Effective charts advocate our ideas. To accomplish this, make charts understandable, beautiful, honest, and persuasive. Good Charts helps us achieve that with a bit of theory and a wealth of application.
Data visualization is evolving. It once required technical expertise. But the internet, simpler software, and abundant data enable mass visualization experimentation. Consequently, new forms, strategies, and techniques abound. To filter good from bad, we need basic theory, best practices for application, and reminders that charts are meant to persuade a main point. Good Charts provides all three.
People look at charts differently than writing. We focus on contrast, size, and change. We see only a few items at once. We translate these few items into meaning. Good Charts uses that theory to help us make understandable, beautiful, honest, and persuasive charts.

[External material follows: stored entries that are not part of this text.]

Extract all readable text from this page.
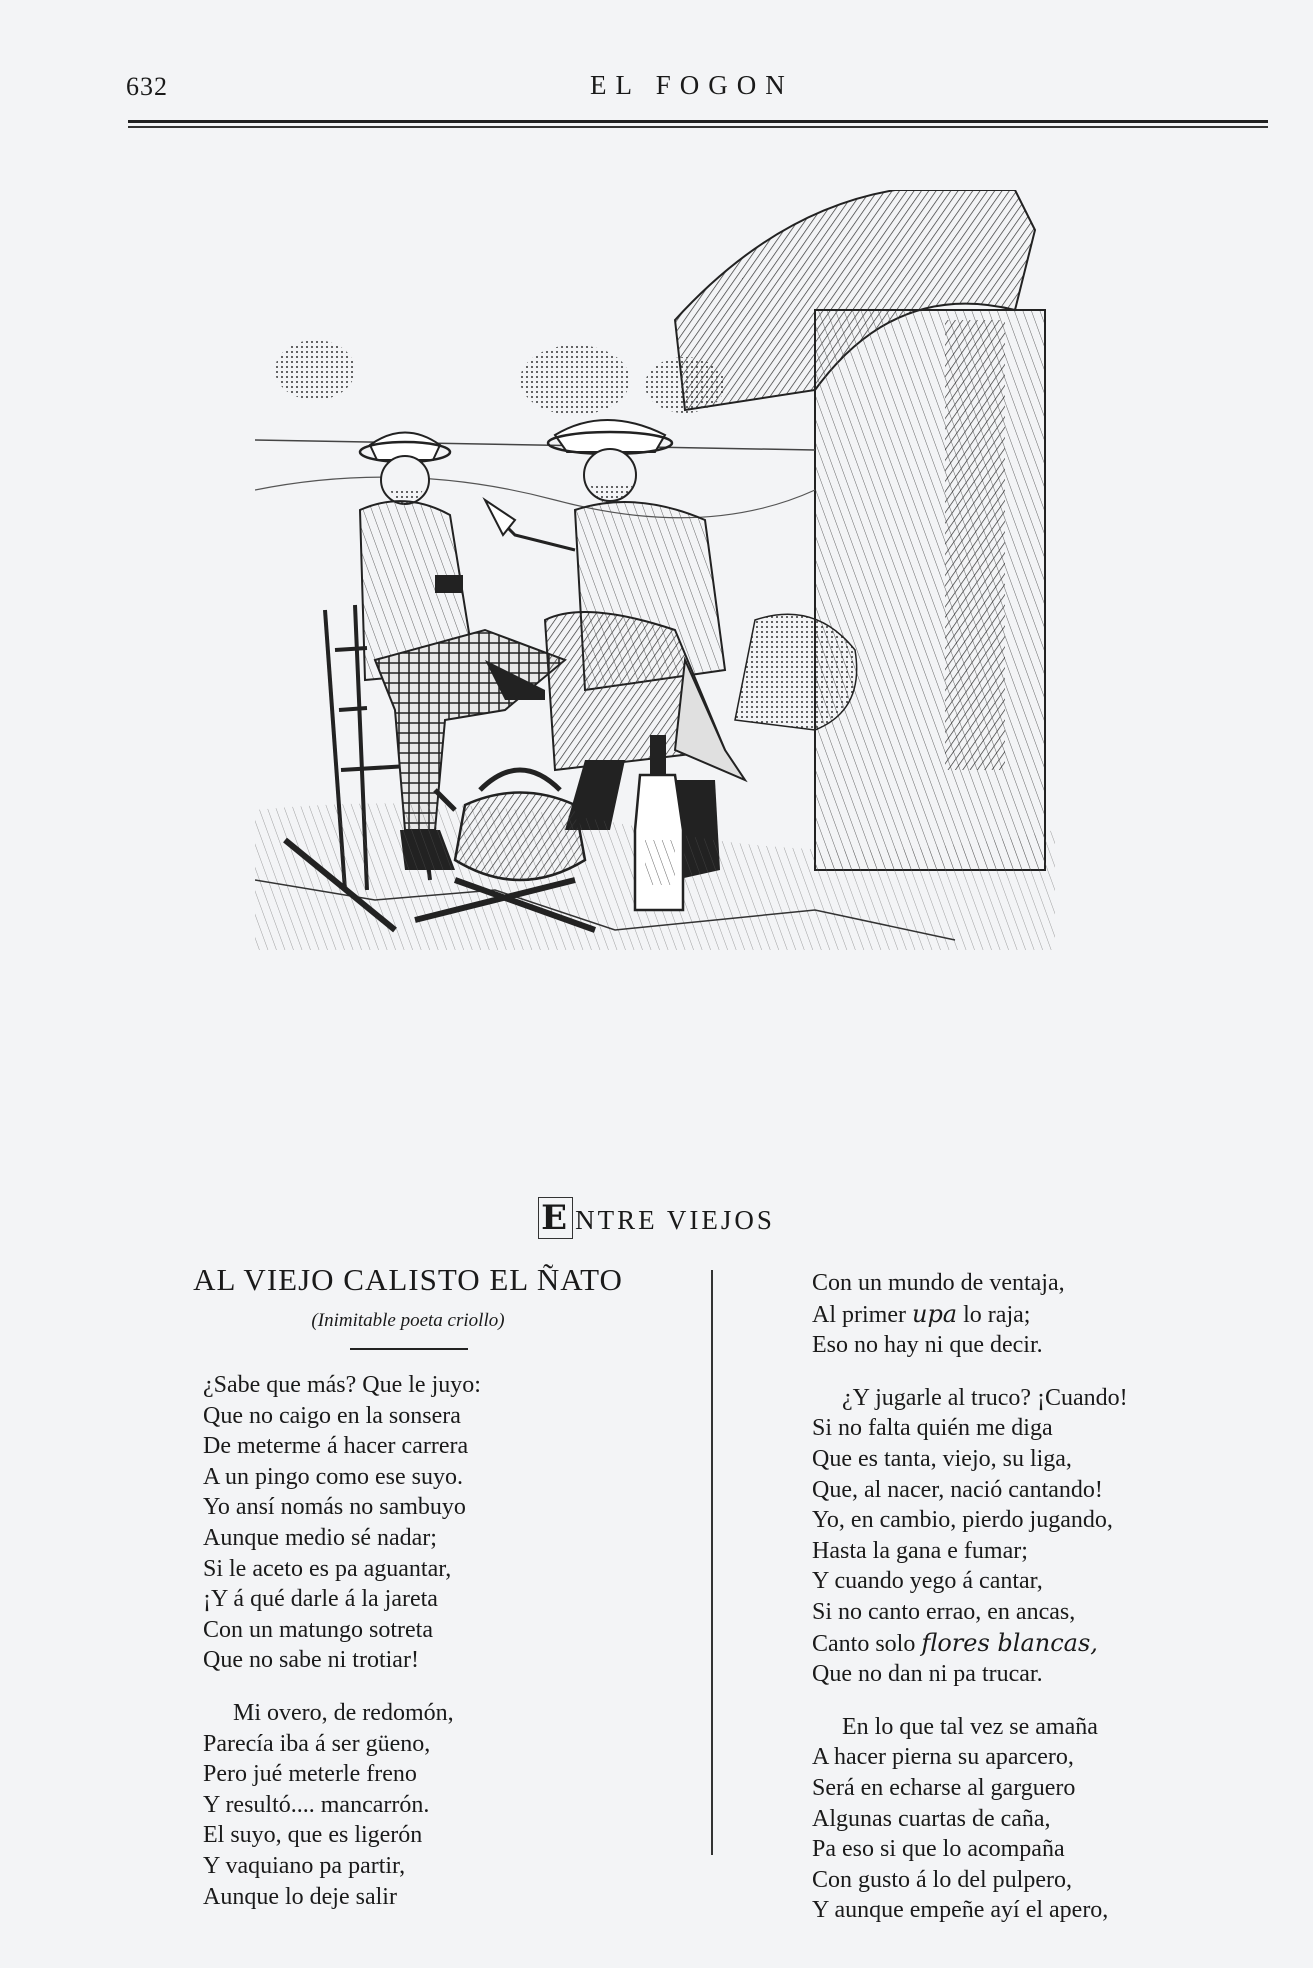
632	EL FOGON
E NTRE VIEJOS
AL VIEJO CALISTO EL ÑATO
(Inimitable poeta criollo)
¿Sabe que más? Que le juyo:
Que no caigo en la sonsera
De meterme á hacer carrera
A un pingo como ese suyo.
Yo ansí nomás no sambuyo
Aunque medio sé nadar;
Si le aceto es pa aguantar,
¡Y á qué darle á la jareta
Con un matungo sotreta
Que no sabe ni trotiar!
Mi overo, de redomón,
Parecía iba á ser güeno,
Pero jué meterle freno
Y resultó.... mancarrón.
El suyo, que es ligerón
Y vaquiano pa partir,
Aunque lo deje salir
Con un mundo de ventaja,
Al primer upa lo raja;
Eso no hay ni que decir.
¿Y jugarle al truco? ¡Cuando!
Si no falta quién me diga
Que es tanta, viejo, su liga,
Que, al nacer, nació cantando!
Yo, en cambio, pierdo jugando,
Hasta la gana e fumar;
Y cuando yego á cantar,
Si no canto errao, en ancas,
Canto solo flores blancas,
Que no dan ni pa trucar.
En lo que tal vez se amaña
A hacer pierna su aparcero,
Será en echarse al garguero
Algunas cuartas de caña,
Pa eso si que lo acompaña
Con gusto á lo del pulpero,
Y aunque empeñe ayí el apero,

Data visualization works best by separating creation from editing. We create with the goal in mind: what message must this chart convey? Brainstorming breaks that message into key words that suggest different chart forms that inspire our eventual prototype. We edit that prototype by following some simple guidelines. The result is a simple, beautiful, honest chart that does more than just show data; it conveys understanding that validates our main message.

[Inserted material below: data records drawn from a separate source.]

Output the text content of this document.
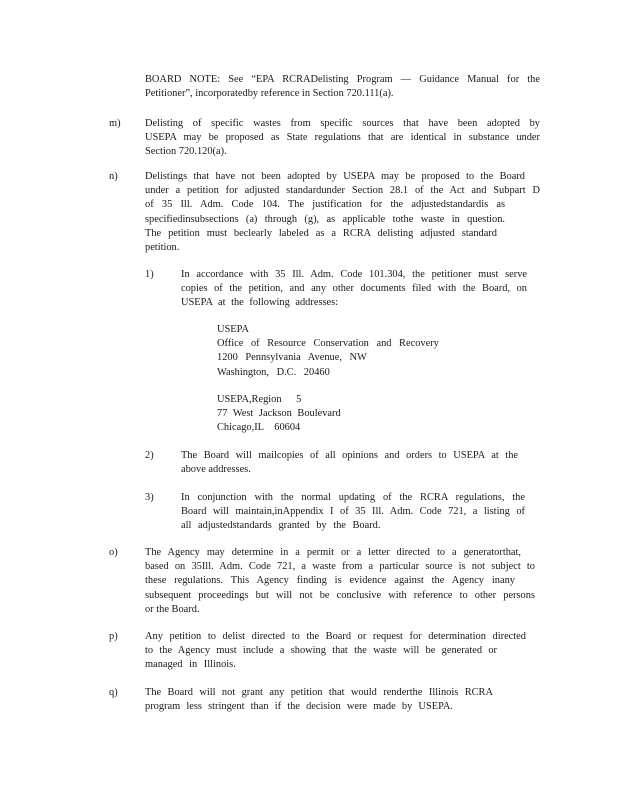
BOARD NOTE: See “EPA RCRADelisting Program — Guidance Manual for the
Petitioner”, incorporatedby reference in Section 720.111(a).
m) Delisting of specific wastes from specific sources that have been adopted by
USEPA may be proposed as State regulations that are identical in substance under
Section 720.120(a).
n)	Delistings that have not been adopted by USEPA may be proposed to the Board
under a petition for adjusted standardunder Section 28.1 of the Act and Subpart D
of 35 Ill. Adm. Code 104. The justification for the adjustedstandardis as
specifiedinsubsections (a) through (g), as applicable tothe waste in question.
The petition must beclearly labeled as a RCRA delisting adjusted standard
petition.
1)	In accordance with 35 Ill. Adm. Code 101.304, the petitioner must serve
copies of the petition, and any other documents filed with the Board, on
USEPA at the following addresses:
USEPA
Office of Resource Conservation and Recovery
1200 Pennsylvania Avenue, NW
Washington, D.C. 20460
USEPA,Region 5
77 West Jackson Boulevard
Chicago,IL 60604
2)	The Board will mailcopies of all opinions and orders to USEPA at the
above addresses.
3)	In conjunction with the normal updating of the RCRA regulations, the
Board will maintain,inAppendix I of 35 Ill. Adm. Code 721, a listing of
all adjustedstandards granted by the Board.
o)	The Agency may determine in a permit or a letter directed to a generatorthat,
based on 35Ill. Adm. Code 721, a waste from a particular source is not subject to
these regulations. This Agency finding is evidence against the Agency inany
subsequent proceedings but will not be conclusive with reference to other persons
or the Board.
p)	Any petition to delist directed to the Board or request for determination directed
to the Agency must include a showing that the waste will be generated or
managed in Illinois.
q)	The Board will not grant any petition that would renderthe Illinois RCRA
program less stringent than if the decision were made by USEPA.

We’ve seen enough articles and slide decks to know that scientists have a knack for making awful charts. We need help. But data visualization theory veers into a dizzying hole of dataviz wonderland full of debating mad-hatters. We just need guidance for fixing our charts. Good Charts provides that.
The book’s layout gives me everything I want in a high-density reference guide. Each chapter has a 1-page recap with action points. You could read the nine chapter summaries in minutes and feel instantly empowered. They cover brainstorming techniques, chart types and the arguments they best support, tips for aesthetics, tips for highlighting your main point, and a critiquing framework to improve your chart competence.
Grab this book next time you’re making a chart. It won’t make your head spin. It will improve your chart-making skills so you can better communicate your hypotheses, declutter your journal articles, and entice your audience to keep their laptops closed.